En complément de l’aide au retour, une aide à la réinsertion sociale peut être accordée pour faciliter l’intégration socioprofessionnelle dans le pays d’origine. Cette somme — 400 euros pour une personne isolée, 800 euros pour un couple — peut servir à financer des projets professionnels, tels que la création d’entreprise ou la formation. Là aussi, la demande doit être adressée à l’Ofii, sous réserve d’éligibilité.

L’ARV coûte moins cher qu’un retour forcé 

En 2024, l’Ofii a versé 6 908 aides dans le cadre de retours volontaires, selon les chiffres du ministère de l’Intérieur.
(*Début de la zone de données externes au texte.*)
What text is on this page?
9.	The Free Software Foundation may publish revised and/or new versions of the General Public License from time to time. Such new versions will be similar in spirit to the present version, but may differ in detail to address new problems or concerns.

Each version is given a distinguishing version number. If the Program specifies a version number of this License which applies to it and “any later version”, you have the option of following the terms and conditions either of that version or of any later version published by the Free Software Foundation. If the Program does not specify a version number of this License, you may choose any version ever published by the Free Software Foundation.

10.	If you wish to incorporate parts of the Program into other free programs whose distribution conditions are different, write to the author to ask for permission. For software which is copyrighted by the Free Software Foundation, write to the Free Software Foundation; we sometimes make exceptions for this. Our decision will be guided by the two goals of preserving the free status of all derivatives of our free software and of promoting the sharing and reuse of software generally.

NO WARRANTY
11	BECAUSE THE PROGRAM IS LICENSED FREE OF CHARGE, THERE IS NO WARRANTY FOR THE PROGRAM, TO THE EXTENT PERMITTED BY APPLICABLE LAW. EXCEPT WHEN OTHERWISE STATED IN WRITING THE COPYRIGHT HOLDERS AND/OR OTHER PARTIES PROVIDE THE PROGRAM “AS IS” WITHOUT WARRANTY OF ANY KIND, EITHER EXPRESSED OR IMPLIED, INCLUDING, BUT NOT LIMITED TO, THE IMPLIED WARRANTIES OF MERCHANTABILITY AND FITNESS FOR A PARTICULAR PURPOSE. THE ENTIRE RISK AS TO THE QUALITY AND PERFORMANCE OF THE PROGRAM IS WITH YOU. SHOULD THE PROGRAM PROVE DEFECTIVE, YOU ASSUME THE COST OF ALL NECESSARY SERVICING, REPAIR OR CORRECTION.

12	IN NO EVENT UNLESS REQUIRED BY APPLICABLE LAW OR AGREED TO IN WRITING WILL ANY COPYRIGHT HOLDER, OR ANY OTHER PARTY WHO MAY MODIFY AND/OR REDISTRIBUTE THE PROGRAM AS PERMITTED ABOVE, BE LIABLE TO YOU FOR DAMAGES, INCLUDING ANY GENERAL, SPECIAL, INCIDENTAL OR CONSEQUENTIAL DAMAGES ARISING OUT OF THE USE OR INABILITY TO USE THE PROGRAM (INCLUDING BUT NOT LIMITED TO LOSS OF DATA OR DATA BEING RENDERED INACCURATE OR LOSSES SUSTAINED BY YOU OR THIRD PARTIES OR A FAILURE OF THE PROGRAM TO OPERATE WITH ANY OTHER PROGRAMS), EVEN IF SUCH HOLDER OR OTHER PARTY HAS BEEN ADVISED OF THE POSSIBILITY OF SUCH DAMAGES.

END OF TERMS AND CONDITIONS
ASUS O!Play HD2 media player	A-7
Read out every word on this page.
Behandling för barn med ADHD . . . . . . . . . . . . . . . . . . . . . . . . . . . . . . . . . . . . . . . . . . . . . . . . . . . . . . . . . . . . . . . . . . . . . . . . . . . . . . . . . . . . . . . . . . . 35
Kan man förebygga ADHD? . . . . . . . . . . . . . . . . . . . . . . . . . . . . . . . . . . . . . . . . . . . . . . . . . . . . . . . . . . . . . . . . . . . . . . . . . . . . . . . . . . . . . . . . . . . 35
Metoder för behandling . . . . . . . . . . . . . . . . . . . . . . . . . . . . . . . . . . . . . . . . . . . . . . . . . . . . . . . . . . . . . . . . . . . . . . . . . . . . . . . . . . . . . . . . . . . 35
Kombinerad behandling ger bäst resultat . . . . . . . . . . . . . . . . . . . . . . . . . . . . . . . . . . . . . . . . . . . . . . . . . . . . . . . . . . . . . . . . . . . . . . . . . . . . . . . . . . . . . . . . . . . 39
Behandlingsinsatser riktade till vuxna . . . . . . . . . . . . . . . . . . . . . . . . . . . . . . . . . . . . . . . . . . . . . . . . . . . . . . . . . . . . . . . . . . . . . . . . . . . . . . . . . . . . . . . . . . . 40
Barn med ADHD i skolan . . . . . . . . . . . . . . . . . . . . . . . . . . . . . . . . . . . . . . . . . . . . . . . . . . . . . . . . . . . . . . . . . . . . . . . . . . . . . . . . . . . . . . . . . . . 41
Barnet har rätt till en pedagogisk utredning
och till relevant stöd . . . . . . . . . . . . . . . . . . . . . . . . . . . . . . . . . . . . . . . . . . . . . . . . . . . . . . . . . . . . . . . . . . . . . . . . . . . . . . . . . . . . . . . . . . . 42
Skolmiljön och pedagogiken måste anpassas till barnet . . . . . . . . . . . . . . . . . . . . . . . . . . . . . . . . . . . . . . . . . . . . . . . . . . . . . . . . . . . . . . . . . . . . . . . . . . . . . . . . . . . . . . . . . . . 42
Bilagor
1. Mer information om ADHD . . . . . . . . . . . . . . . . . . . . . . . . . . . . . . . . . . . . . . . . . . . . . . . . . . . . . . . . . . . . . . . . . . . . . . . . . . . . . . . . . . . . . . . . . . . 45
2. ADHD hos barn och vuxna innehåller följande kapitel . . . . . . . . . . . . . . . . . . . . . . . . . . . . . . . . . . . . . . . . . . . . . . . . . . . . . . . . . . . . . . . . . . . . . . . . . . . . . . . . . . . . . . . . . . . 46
Soit une augmentation de 2,36 % par rapport à 2023.

C’est encore trop peu, selon la Cour des comptes, pour qui l’aide au retour volontaire devrait être privilégiée plutôt que d’avoir recours à de coûteux retours forcés. Dans un rapport de janvier 2024, les magistrats financiers évaluent le coût moyen d’un éloignement forcé à 4 414 euros, auxquels il faut rajouter les frais des journées de rétention, de 602 euros par jour. Soit un montant bien supérieur aux 2 500 euros maximums de l’ARV.

En 2019, la commission des finances de l’Assemblée nationale a, pour sa part, estimé le coût total moyen d’un éloignement forcé à 13 794 euros, contre 2 509 à 3 914 euros pour un retour volontaire aidé.

« Le coût d’un retour forcé sous escorte policière avec placement en centre de rétention administrative est beaucoup plus cher [qu’un retour volontaire] », confirme le directeur de l’Ofii, Didier Leschi, interrogé par InfoMigrants. Le responsable estime que l’ARV est « un très bon dispositif, qui garantit un retour au pays dans de meilleures conditions qu’un retour forcé ».

« La France accuse un retard notable par rapport à ses voisins européens » remarque d’ailleurs la Cour des comptes. 26 545 migrants auraient fait l’objet d’un retour volontaire en Allemagne en 2022, soit plus du triple du contingent français. Plusieurs facteurs sont avancés par les magistrats pour expliquer ce retard, tels que « des paramètres trop rigides en matière de publics éligibles, de montant de l’aide et de durée de séjour en France ».

Pour la Cour des comptes, il convient d’assouplir cette aide afin de la rendre plus attractive, étant donné qu’il s’agit d’une alternative moins coûteuse que le retour forcé : « L’aide au retour volontaire est nettement moins coûteuse qu’un éloignement forcé. »

En résumé, l’aide au retour volontaire n’est pas automatiquement distribuée à toute personne faisant l’objet d’une OQTF. Elle n’atteint pas non plus le montant maximal de 2 500 euros dans tous les cas de figure. Quand bien même le serait-elle, elle reste une alternative nettement moins coûteuse que l’éloignement forcé.